According to Irakli Kobakhidze, Georgia wants “a different European Union”.
“When Germany’s ambassador lectures us about such a European Union, it is, of course, impossible to justify. We want a different European Union. No one will be able to lecture us about a European Union where dogs are used against peaceful demonstrators.
For us, Mr Fischer is not European in terms of values, and [EU ambassador to Georgia] Mr Pawel Herczynski is not European in terms of values either. Geographically, they belong to Europe, but in terms of values they are incompatible with everything the European Union stands for,” Kobakhidze said.
The prime minister argued that Georgia would seek membership in a European Union that returns to the “values on which it was originally founded”.
“Before the 1940s, these values were alien to Europe. Only after the Second World War, particularly from 1949 onwards, when new constitutional systems emerged in different countries, including Germany, did new values become established in Europe,” he said.
According to Irakli Kobakhidze, before that period Europe was “a space of continuous wars”, while the protection of human rights faced “serious problems”.
“When we talk about European values, we should remember that these values are not particularly old in Europe — they became established only in the late 1940s.
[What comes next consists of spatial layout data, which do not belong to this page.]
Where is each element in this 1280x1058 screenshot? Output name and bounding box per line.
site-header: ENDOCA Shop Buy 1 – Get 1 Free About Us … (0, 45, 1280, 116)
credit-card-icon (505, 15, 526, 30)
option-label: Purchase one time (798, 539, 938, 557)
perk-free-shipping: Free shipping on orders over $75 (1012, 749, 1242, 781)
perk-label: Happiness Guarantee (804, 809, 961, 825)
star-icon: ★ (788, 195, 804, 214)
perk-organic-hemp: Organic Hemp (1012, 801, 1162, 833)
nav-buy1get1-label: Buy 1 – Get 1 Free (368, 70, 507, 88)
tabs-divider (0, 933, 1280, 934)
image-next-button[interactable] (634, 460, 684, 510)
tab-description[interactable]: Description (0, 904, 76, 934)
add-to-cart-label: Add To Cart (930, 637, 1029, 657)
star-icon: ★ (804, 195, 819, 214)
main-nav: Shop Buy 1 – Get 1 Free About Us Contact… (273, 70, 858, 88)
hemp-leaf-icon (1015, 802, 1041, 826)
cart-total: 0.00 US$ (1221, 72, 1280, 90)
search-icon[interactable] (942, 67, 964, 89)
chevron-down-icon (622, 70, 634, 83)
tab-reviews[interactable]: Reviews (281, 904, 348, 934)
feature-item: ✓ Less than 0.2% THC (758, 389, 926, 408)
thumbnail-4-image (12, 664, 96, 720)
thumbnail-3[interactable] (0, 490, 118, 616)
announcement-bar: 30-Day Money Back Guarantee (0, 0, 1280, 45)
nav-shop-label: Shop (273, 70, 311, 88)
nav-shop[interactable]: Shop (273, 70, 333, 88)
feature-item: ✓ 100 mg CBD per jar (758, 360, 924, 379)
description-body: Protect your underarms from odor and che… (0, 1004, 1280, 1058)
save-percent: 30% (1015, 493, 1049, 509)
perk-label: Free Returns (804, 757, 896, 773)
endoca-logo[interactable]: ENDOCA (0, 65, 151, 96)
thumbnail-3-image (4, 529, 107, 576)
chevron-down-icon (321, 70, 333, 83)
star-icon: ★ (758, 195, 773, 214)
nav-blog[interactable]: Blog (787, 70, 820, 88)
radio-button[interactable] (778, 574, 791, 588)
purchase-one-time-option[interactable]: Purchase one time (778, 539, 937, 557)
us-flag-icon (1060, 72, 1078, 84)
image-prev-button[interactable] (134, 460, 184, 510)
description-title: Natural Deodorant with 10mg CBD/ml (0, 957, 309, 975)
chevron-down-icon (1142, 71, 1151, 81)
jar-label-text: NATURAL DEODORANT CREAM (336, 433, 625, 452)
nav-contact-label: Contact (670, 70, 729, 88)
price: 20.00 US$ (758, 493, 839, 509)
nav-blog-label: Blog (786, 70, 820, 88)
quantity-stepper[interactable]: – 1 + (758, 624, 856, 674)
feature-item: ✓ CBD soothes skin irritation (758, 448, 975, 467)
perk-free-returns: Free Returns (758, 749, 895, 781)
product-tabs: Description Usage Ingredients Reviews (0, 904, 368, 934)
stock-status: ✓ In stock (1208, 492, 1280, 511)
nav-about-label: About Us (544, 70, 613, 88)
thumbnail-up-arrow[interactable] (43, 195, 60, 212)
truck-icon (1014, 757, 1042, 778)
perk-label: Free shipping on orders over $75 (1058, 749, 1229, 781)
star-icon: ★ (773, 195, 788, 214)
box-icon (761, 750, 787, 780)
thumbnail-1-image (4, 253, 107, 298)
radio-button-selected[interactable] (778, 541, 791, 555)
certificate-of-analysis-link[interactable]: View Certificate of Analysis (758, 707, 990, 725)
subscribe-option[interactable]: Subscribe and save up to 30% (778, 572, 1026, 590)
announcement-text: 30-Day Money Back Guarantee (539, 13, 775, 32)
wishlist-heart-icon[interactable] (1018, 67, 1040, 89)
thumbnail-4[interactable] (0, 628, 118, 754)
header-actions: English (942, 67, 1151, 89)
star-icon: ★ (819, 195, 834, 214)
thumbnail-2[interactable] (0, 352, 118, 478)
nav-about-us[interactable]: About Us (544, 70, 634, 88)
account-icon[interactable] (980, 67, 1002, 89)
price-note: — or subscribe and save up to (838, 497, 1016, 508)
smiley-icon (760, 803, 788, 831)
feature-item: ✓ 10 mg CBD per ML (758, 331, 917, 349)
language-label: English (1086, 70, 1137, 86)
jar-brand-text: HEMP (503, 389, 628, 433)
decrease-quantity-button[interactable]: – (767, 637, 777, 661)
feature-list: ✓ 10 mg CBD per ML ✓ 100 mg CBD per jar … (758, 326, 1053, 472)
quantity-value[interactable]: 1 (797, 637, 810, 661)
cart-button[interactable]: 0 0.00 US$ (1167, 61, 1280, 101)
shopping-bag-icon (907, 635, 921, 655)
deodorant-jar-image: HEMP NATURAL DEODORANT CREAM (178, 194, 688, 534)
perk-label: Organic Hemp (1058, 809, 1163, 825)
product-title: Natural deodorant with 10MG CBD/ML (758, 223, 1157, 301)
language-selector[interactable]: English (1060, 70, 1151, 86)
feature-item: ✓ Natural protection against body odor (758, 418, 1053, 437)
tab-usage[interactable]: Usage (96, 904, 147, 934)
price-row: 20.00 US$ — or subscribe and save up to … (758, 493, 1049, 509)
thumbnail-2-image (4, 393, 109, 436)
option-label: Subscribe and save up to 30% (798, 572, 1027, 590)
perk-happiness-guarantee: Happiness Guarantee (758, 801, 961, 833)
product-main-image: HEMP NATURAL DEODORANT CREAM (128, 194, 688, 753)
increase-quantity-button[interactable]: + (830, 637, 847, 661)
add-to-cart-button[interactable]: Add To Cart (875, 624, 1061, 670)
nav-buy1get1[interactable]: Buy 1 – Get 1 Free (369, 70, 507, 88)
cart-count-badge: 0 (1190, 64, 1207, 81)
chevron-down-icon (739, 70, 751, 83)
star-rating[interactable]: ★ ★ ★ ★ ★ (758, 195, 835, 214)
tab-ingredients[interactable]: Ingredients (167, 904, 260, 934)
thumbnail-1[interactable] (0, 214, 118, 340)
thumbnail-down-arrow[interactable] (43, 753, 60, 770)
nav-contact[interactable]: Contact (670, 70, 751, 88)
That is why we must remind European bureaucrats that something with a history of only a few decades can be lost very easily,” Kobakhidze said in an interview with broadcaster Imedi TV.
Context
On 19 May, during a briefing at the government administration, Georgia’s Prime Minister Irakli Kobakhidze addressed an open letter to European leaders. In the letter, Kobakhidze placed particular emphasis on events in the Danish capital, Copenhagen.
According to him, police use of force during the dispersal of a peaceful demonstration — including the use of batons and dogs — raised serious questions about the democratic standards the European Union claims to uphold.
Kobakhidze asked Ursula von der Leyen, President of the European Commission, António Costa, President of the European Council, and Roberta Metsola, President of the European Parliament, how they assess the violence in Copenhagen and whether such actions are compatible with the standards of democracy and human rights that the European Union consistently says it defends.